The European Commission aims to make investments in strategic businesses and companies that have been wrecked by the novel coronavirus pandemic and the executive arm of the European Union has proposed to set aside a fund of 15-billion-euros for that purpose.
This proposal however now needs to be approved by EU governments and lawmakers. This move by the EU was announced after reports emerged of strategically companies becoming vulnerable to hostile takeovers because of falling share prices and with significantly reduced funding opportunities because of the coronavirus pandemic crisis.
EU industry commissioner Thierry Breton told a news conference on Friday, that under the new proposal, the EU plans to purchase stakes in, or offer loans to, strategic companies in sectors such as healthcare, space, defence, digital and green technologies.
Following reports that the United States administration was reportedly trying to gain access to Germany-based CureVac, which is a biotech firm working on a new technology that could slash costs for vaccines, there was were multiple reports of concerns over the vulnerability of some European companies in March.
80 million euros to CureVac was promised by the EU Commission.
Breton said that the EU financial support would go to companies “that need more capital to continue their expansion”. He added that it would also allow firms to shun help from unwanted partners.

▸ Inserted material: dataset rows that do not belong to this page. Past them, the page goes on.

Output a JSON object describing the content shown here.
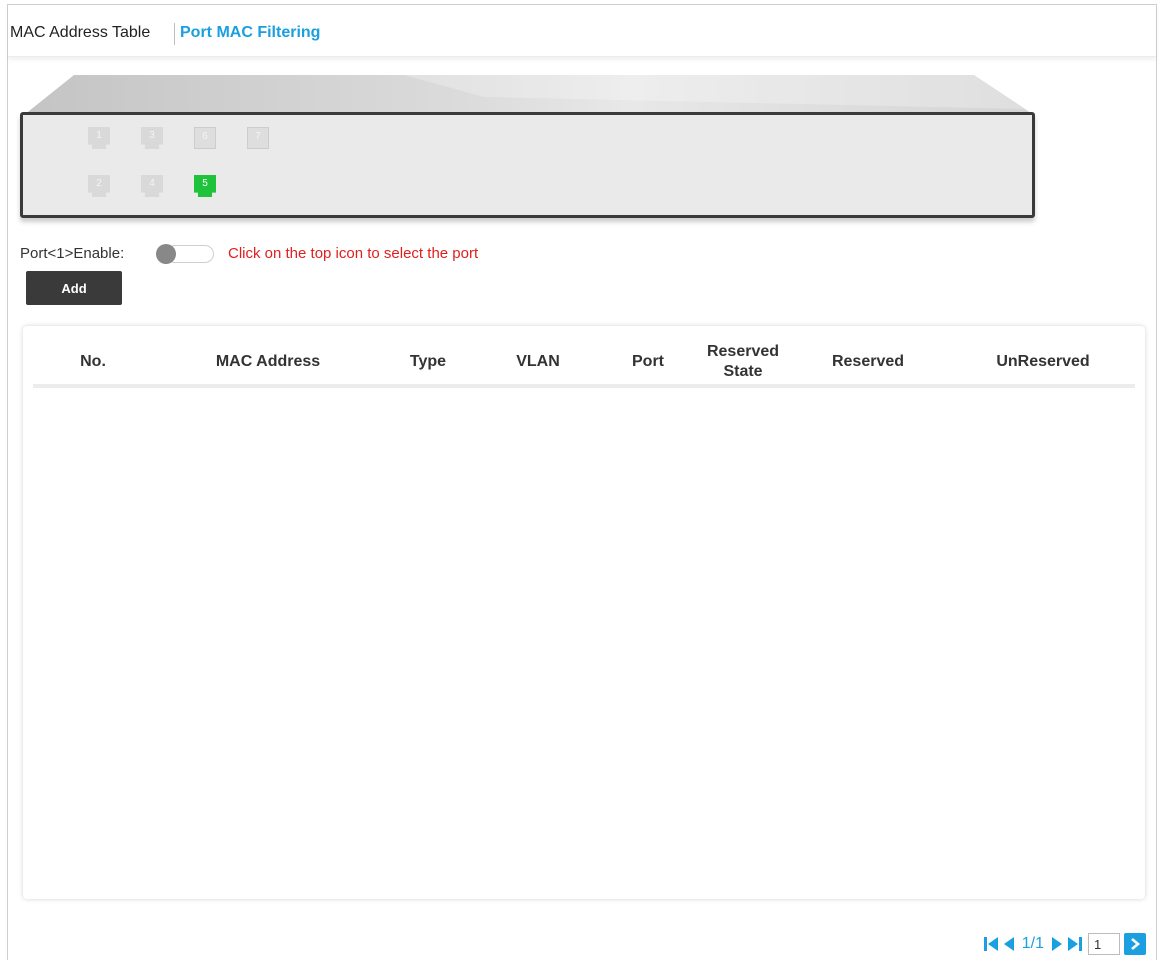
{
  "tabs": [
    {
      "label": "MAC Address Table",
      "active": false
    },
    {
      "label": "Port MAC Filtering",
      "active": true
    }
  ],
  "ports": {
    "top_row": [
      "1",
      "3",
      "6",
      "7"
    ],
    "bottom_row": [
      "2",
      "4",
      "5"
    ],
    "selected": "5",
    "active_color": "#1ec33b"
  },
  "enable": {
    "label": "Port<1>Enable:",
    "toggle_state": "off",
    "hint": "Click on the top icon to select the port"
  },
  "add_button": {
    "label": "Add"
  },
  "table": {
    "headers": {
      "no": "No.",
      "mac": "MAC Address",
      "type": "Type",
      "vlan": "VLAN",
      "port": "Port",
      "reserved_state": "Reserved State",
      "reserved": "Reserved",
      "unreserved": "UnReserved"
    },
    "rows": []
  },
  "pagination": {
    "page_text": "1/1",
    "page_input": "1"
  },
  "colors": {
    "accent": "#1a9fe0",
    "hint": "#e02020",
    "button": "#3a3a3a"
  }
}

However compared to the hundreds of billions of dollars that the large sovereign wealth funds have to invest in strategic firms, this new fund from the EU is tiny. However, its financial firepower is expected to be boosted by attracting private investors with guarantees.
An EU document said that the Commission estimates that in the 2021-2027 period the 15 billion euros, which will be borrowed on financial markets, “could generate investments of up to 150 billion euros”.
The proposed fund is a part of the wider EU plan to lend support companies that are in dire need of financial capital support.
There are some other proposals that have been proposed by the EU which include a 26-billion-euro “solvency instrument” that would led temporary support to healthy companies that have been hit by the novel coronavirus pandemic. Another fund worth 15.3-billion-euro has also been proposed that is aimed at making investments in invest in smaller firms and companies active in infrastructure, research and social issues.